Fulton Sheen’s work is still available and in demand today. Reruns of his old TV series are seen on EWTN. Publishers still reprint his books. His cause for canonization is active, and only weeks ago he was named “Venerable” Fulton Sheen. A dramatic miracle has been attributed to his intercession, so it is quite possible that the path to beatification will be a fairly short one.

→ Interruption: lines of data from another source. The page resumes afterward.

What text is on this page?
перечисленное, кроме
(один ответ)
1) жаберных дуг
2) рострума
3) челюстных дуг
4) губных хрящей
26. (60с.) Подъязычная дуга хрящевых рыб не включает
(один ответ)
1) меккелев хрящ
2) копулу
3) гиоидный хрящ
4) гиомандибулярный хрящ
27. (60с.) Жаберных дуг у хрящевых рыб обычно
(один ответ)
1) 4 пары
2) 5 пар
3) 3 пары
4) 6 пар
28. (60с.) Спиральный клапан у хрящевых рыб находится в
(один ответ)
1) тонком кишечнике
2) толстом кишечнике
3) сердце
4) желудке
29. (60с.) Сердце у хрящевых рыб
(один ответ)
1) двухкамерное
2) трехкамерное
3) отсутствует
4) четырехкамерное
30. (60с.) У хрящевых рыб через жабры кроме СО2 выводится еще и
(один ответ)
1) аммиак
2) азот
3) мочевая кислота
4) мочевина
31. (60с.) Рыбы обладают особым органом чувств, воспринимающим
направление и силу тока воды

The thoughts one can draw from this story are many and obvious. If a combination of theological genius, a winning personality, and doctrinal orthodoxy does not guarantee success as a bishop, the job must be very hard indeed. Knowing this, we should probably devote about ten minutes of prayer for our bishop for every one minute we spend criticizing him. And if you think your bishop (or someone else’s bishop) is making a real mess of things, then maybe a novena to the Venerable Fulton Sheen on his behalf would be in order. This might be just the type of intention that the failed archbishop of Rochester would be interested in bringing before the Lord.